Social Media Syncing:
There was also a great feature that allows you to sync with Twitter or Facebook, I try to keep work out of Facebook because believe what I do have non - Oracle friends but I love Twitter and for a conference it’s a great way for people not attending to have some of the experience. However ,and I think it is a simple enhancement, the Collaborate2014 hashtag #CLV14 should be added automatically and not have to be entered each time. 

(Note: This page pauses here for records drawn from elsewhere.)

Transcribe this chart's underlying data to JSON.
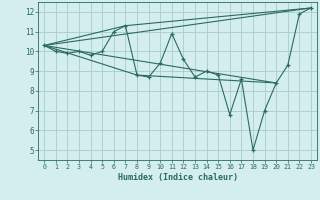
{
  "xlabel": "Humidex (Indice chaleur)",
  "ylabel": "",
  "bg_color": "#d4eeed",
  "line_color": "#2a6b5e",
  "grid_color": "#a8ccc8",
  "xlim": [
    -0.5,
    23.5
  ],
  "ylim": [
    4.5,
    12.5
  ],
  "xticks": [
    0,
    1,
    2,
    3,
    4,
    5,
    6,
    7,
    8,
    9,
    10,
    11,
    12,
    13,
    14,
    15,
    16,
    17,
    18,
    19,
    20,
    21,
    22,
    23
  ],
  "yticks": [
    5,
    6,
    7,
    8,
    9,
    10,
    11,
    12
  ],
  "main_x": [
    0,
    1,
    2,
    3,
    4,
    5,
    6,
    7,
    8,
    9,
    10,
    11,
    12,
    13,
    14,
    15,
    16,
    17,
    18,
    19,
    20,
    21,
    22,
    23
  ],
  "main_y": [
    10.3,
    10.0,
    9.9,
    10.0,
    9.8,
    10.0,
    11.0,
    11.3,
    8.8,
    8.7,
    9.4,
    10.9,
    9.6,
    8.7,
    9.0,
    8.8,
    6.8,
    8.6,
    5.0,
    7.0,
    8.4,
    9.3,
    11.9,
    12.2
  ],
  "line2_x": [
    0,
    23
  ],
  "line2_y": [
    10.3,
    12.2
  ],
  "line3_x": [
    0,
    7,
    23
  ],
  "line3_y": [
    10.3,
    11.3,
    12.2
  ],
  "line4_x": [
    0,
    8,
    20
  ],
  "line4_y": [
    10.3,
    8.8,
    8.4
  ],
  "line5_x": [
    0,
    20
  ],
  "line5_y": [
    10.3,
    8.4
  ]
}
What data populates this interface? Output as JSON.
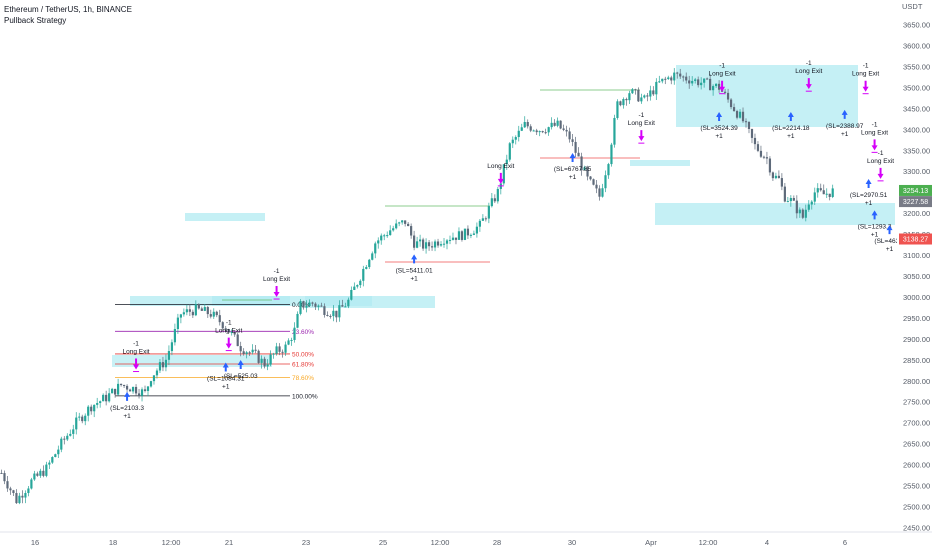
{
  "header": {
    "title": "Ethereum / TetherUS, 1h, BINANCE",
    "subtitle": "Pullback Strategy"
  },
  "colors": {
    "up": "#26a69a",
    "down": "#5e6a7a",
    "zone": "#b2ebf2",
    "buy_arrow": "#2962ff",
    "sell_arrow": "#d500f9",
    "last_price_bg": "#4caf50",
    "current_bg": "#787b86",
    "stop_bg": "#ef5350"
  },
  "chart_data": {
    "type": "candlestick",
    "currency_label": "USDT",
    "x_labels": [
      "16",
      "18",
      "12:00",
      "21",
      "23",
      "25",
      "12:00",
      "28",
      "30",
      "Apr",
      "12:00",
      "4",
      "6"
    ],
    "y_ticks": [
      2450,
      2500,
      2550,
      2600,
      2650,
      2700,
      2750,
      2800,
      2850,
      2900,
      2950,
      3000,
      3050,
      3100,
      3150,
      3200,
      3250,
      3300,
      3350,
      3400,
      3450,
      3500,
      3550,
      3600,
      3650
    ],
    "ylim": [
      2420,
      3680
    ],
    "price_path": [
      [
        0,
        2580
      ],
      [
        5,
        2515
      ],
      [
        10,
        2560
      ],
      [
        15,
        2590
      ],
      [
        20,
        2650
      ],
      [
        25,
        2700
      ],
      [
        30,
        2740
      ],
      [
        35,
        2760
      ],
      [
        40,
        2790
      ],
      [
        45,
        2780
      ],
      [
        48,
        2770
      ],
      [
        50,
        2810
      ],
      [
        55,
        2850
      ],
      [
        60,
        2960
      ],
      [
        65,
        2970
      ],
      [
        70,
        2960
      ],
      [
        75,
        2930
      ],
      [
        80,
        2880
      ],
      [
        85,
        2860
      ],
      [
        88,
        2840
      ],
      [
        92,
        2870
      ],
      [
        95,
        2880
      ],
      [
        98,
        2920
      ],
      [
        100,
        2980
      ],
      [
        104,
        2985
      ],
      [
        108,
        2970
      ],
      [
        112,
        2960
      ],
      [
        116,
        2990
      ],
      [
        120,
        3050
      ],
      [
        125,
        3130
      ],
      [
        130,
        3160
      ],
      [
        135,
        3180
      ],
      [
        138,
        3130
      ],
      [
        142,
        3120
      ],
      [
        148,
        3140
      ],
      [
        155,
        3150
      ],
      [
        160,
        3170
      ],
      [
        163,
        3210
      ],
      [
        166,
        3250
      ],
      [
        170,
        3360
      ],
      [
        175,
        3410
      ],
      [
        180,
        3400
      ],
      [
        186,
        3410
      ],
      [
        190,
        3380
      ],
      [
        193,
        3330
      ],
      [
        196,
        3280
      ],
      [
        200,
        3240
      ],
      [
        203,
        3330
      ],
      [
        206,
        3460
      ],
      [
        210,
        3490
      ],
      [
        215,
        3470
      ],
      [
        220,
        3510
      ],
      [
        225,
        3530
      ],
      [
        230,
        3520
      ],
      [
        235,
        3510
      ],
      [
        240,
        3500
      ],
      [
        244,
        3460
      ],
      [
        248,
        3420
      ],
      [
        252,
        3360
      ],
      [
        256,
        3330
      ],
      [
        258,
        3290
      ],
      [
        260,
        3280
      ],
      [
        262,
        3240
      ],
      [
        264,
        3230
      ],
      [
        266,
        3210
      ],
      [
        268,
        3190
      ],
      [
        270,
        3230
      ],
      [
        272,
        3250
      ],
      [
        275,
        3245
      ],
      [
        278,
        3252
      ]
    ],
    "stop_levels": [
      {
        "label": "(SL=2103.3",
        "sub": "+1",
        "bar": 42,
        "price": 2752
      },
      {
        "label": "(SL=1084.31",
        "sub": "+1",
        "bar": 75,
        "price": 2822
      },
      {
        "label": "(SL=525.03",
        "sub": "",
        "bar": 80,
        "price": 2828
      },
      {
        "label": "(SL=5411.01",
        "sub": "+1",
        "bar": 138,
        "price": 3080
      },
      {
        "label": "(SL=6767.85",
        "sub": "+1",
        "bar": 191,
        "price": 3322
      },
      {
        "label": "(SL=3524.39",
        "sub": "+1",
        "bar": 240,
        "price": 3420
      },
      {
        "label": "(SL=2214.18",
        "sub": "+1",
        "bar": 264,
        "price": 3420
      },
      {
        "label": "(SL=2388.97",
        "sub": "+1",
        "bar": 282,
        "price": 3425
      },
      {
        "label": "(SL=2970.51",
        "sub": "+1",
        "bar": 290,
        "price": 3260
      },
      {
        "label": "(SL=1293.3",
        "sub": "+1",
        "bar": 292,
        "price": 3185
      },
      {
        "label": "(SL=4634.",
        "sub": "+1",
        "bar": 297,
        "price": 3150
      }
    ],
    "exit_labels": [
      {
        "label": "Long Exit",
        "top": "-1",
        "bar": 45,
        "price": 2865
      },
      {
        "label": "Long Exit",
        "top": "-1",
        "bar": 76,
        "price": 2915
      },
      {
        "label": "Long Exit",
        "top": "-1",
        "bar": 92,
        "price": 3038
      },
      {
        "label": "Long Exit",
        "top": "",
        "bar": 167,
        "price": 3308
      },
      {
        "label": "Long Exit",
        "top": "-1",
        "bar": 214,
        "price": 3410
      },
      {
        "label": "Long Exit",
        "top": "-1",
        "bar": 241,
        "price": 3528
      },
      {
        "label": "Long Exit",
        "top": "-1",
        "bar": 270,
        "price": 3534
      },
      {
        "label": "Long Exit",
        "top": "-1",
        "bar": 289,
        "price": 3528
      },
      {
        "label": "Long Exit",
        "top": "-1",
        "bar": 292,
        "price": 3388
      },
      {
        "label": "Long Exit",
        "top": "-1",
        "bar": 294,
        "price": 3320
      }
    ],
    "fib_levels": [
      {
        "label": "0.00%",
        "price": 2982,
        "color": "#131722"
      },
      {
        "label": "23.60%",
        "price": 2918,
        "color": "#9c27b0"
      },
      {
        "label": "50.00%",
        "price": 2864,
        "color": "#e53935"
      },
      {
        "label": "61.80%",
        "price": 2840,
        "color": "#e53935"
      },
      {
        "label": "78.60%",
        "price": 2808,
        "color": "#f9a825"
      },
      {
        "label": "100.00%",
        "price": 2764,
        "color": "#131722"
      }
    ],
    "price_labels": {
      "last": "3254.13",
      "current": "3227.58",
      "stop": "3138.27",
      "last_value": 3254.13,
      "current_value": 3227.58,
      "stop_value": 3138.27
    }
  }
}
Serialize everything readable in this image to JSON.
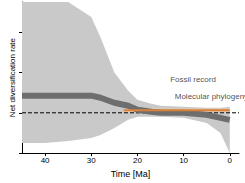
{
  "chart_data": {
    "type": "line",
    "x_label": "Time [Ma]",
    "y_label": "Net diversification rate",
    "xlim": [
      45,
      -2
    ],
    "xticks": [
      40,
      30,
      20,
      10,
      0
    ],
    "ylim": [
      -0.4,
      1.1
    ],
    "yticks": [
      -0.4,
      0,
      0.4,
      0.8
    ],
    "tick_labels": "x",
    "grid": false,
    "reference_line": 0,
    "series": [
      {
        "name": "Fossil record",
        "color": "#6e6e6e",
        "x": [
          45,
          40,
          35,
          30,
          28,
          25,
          22,
          20,
          17,
          15,
          10,
          5,
          2,
          0
        ],
        "values": [
          0.17,
          0.17,
          0.17,
          0.17,
          0.15,
          0.1,
          0.07,
          0.03,
          0.01,
          0.0,
          0.0,
          -0.02,
          -0.05,
          -0.07
        ],
        "lower": [
          -0.3,
          -0.3,
          -0.28,
          -0.25,
          -0.22,
          -0.15,
          -0.07,
          -0.04,
          -0.04,
          -0.04,
          -0.05,
          -0.1,
          -0.2,
          -0.4
        ],
        "upper": [
          1.1,
          1.1,
          1.1,
          0.95,
          0.75,
          0.4,
          0.22,
          0.13,
          0.09,
          0.07,
          0.06,
          0.05,
          0.05,
          0.06
        ]
      },
      {
        "name": "Molecular phylogeny",
        "color": "#d9813a",
        "x": [
          23,
          20,
          15,
          10,
          5,
          0
        ],
        "values": [
          0.025,
          0.025,
          0.025,
          0.025,
          0.025,
          0.025
        ],
        "lower": [
          0.01,
          0.01,
          0.01,
          0.01,
          0.01,
          0.01
        ],
        "upper": [
          0.04,
          0.04,
          0.04,
          0.04,
          0.04,
          0.04
        ]
      }
    ],
    "annotations": [
      {
        "text": "Fossil record",
        "x": 14,
        "y": 0.33
      },
      {
        "text": "Molecular phylogeny",
        "x": 13,
        "y": 0.16
      }
    ]
  }
}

Not being forced to sync with Twitter was also good because it measure could be selective and not flood Twitter with all the comments happening in Collaborate. It also meant that delegates who do not normally use twitter could take part within an audience limited to those using the app.

Leaderboard:
To encourage participation the app gave points for comments, likes, check in to sessions and feedback. I wish Ultan O 'Broin from the UX team have been there to give his wisdom on this example of gamification. It did encourage people to take part and there was a leaderboard that showed the top 20 participants but it also drove very annoying behaviour. Yes I love twitter and I’ve always got plenty to say and at the point the conference finished on Friday I was in seventh place but I added comments; many of those higher in the leaderboard gained their points by simply liking every comment, assessing every session, speaker and exhibitors in fact I’m not sure how some of them had time to attend sessions. It will only need to tweak of the scoring but it did become very annoying. This isn’t sour grapes I never wanted to be first and actually walked away the moment the conference finished, but it was fun and I met with the other leaderboarders  at the Collaborate Party.

This was the best conference app I’ve seen and with a few tweaks could be better.